Or am I writing a blog post instead? I'm sure that somehow this relates to looking for a job.
The problem (one of many) is: I love my job right now. A classroom has never held students as wonderful as mine. I have plenty of time to read and write to my heart's content. I get to study another language, which has always been one of my life's goals. I get to know and love Chinese people and culture. And I get to talk with them about some things I think are important to life.
Last night I went to a house on campus where a group of students meet every night to eat dinner together and fellowship. I saw a living example of the kind of brotherly love and fellowship our friend Luke described about 2000 years ago. When I walked in I saw a mouth-watering display of dishes spread out on the table and a group of smiling brothers and sisters waiting to make my day. We stuffed ourselves then sang our hearts out. I learned more Chinese in the few nights I've spent eating with that delightful group than in my many hours spent studying alone and I struggled to keep up with their conversation. I reveled in the joy of the moment and wondered how I could leave this place I love so much.

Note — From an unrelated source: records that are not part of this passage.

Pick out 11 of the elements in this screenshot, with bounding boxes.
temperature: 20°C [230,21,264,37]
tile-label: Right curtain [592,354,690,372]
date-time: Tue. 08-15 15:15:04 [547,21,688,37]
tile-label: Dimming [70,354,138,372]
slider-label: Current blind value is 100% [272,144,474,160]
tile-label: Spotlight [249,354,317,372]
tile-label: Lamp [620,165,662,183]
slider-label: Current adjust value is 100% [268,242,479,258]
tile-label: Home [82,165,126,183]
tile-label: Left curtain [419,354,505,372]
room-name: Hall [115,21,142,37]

My mind flashes back nine months to Sydney, Australia. Standing at the entrance to security in the Sydney Airport, I didn't think I had the courage to walk through those doors. I couldn't face the thought of leaving my sister behind and going back to China alone. I'll never know how I managed to make my legs work against my every desire.
Then I travel even farther back--ten months to Norman, Oklahoma. The prospect of leaving my family and friends again seemed like the worst idea I'd ever had. I dreaded leaving behind the comfort of their arms. How could I ever have thought of leaving home again? Not a particle in me wanted to be back in China after the summer. I couldn't imagine making it through another year like the one before.
I find it slightly ironic that now I'm having trouble convincing myself that I'll be happy away from China. It has taken hold of my heart in ways I never dreamed of. But I'm reminded of how much I wanted to stay in other places when leaving turned out to be the biggest blessing. Every time I've dragged my feet and dreaded the change I've been proven wrong. Here's hoping that will be true in the future.
"There is nothing like returning to a place that remains unchanged to find the ways in which you yourself have altered"
-Nelson Mandela
3 comments:
Another wonderful post! Yes, indeed, change is frightening and what's familiar is comforting. But you're right to choose to take the plunge out of your comfort zone. I've never regretted doing so and doubt that you will. You'll always find new things to enrich and enthrall you.
You wont be at home for a while miss Katie- you've still got a lot of living left to do (hmm sounds like a song...). Anyways, my point is, wherever you are, your heart will find contentment, inevitably, and where ever your not, you will long for. Thats just sorta... part of it. We are supposed to long for more. More of where we are, more of where we aren't more of what we have or more of what we don't have. As long as your still searching for more, be it here, there, anywhere, its the search that matters. But you know that :)
it's sort of happened like that. sort of.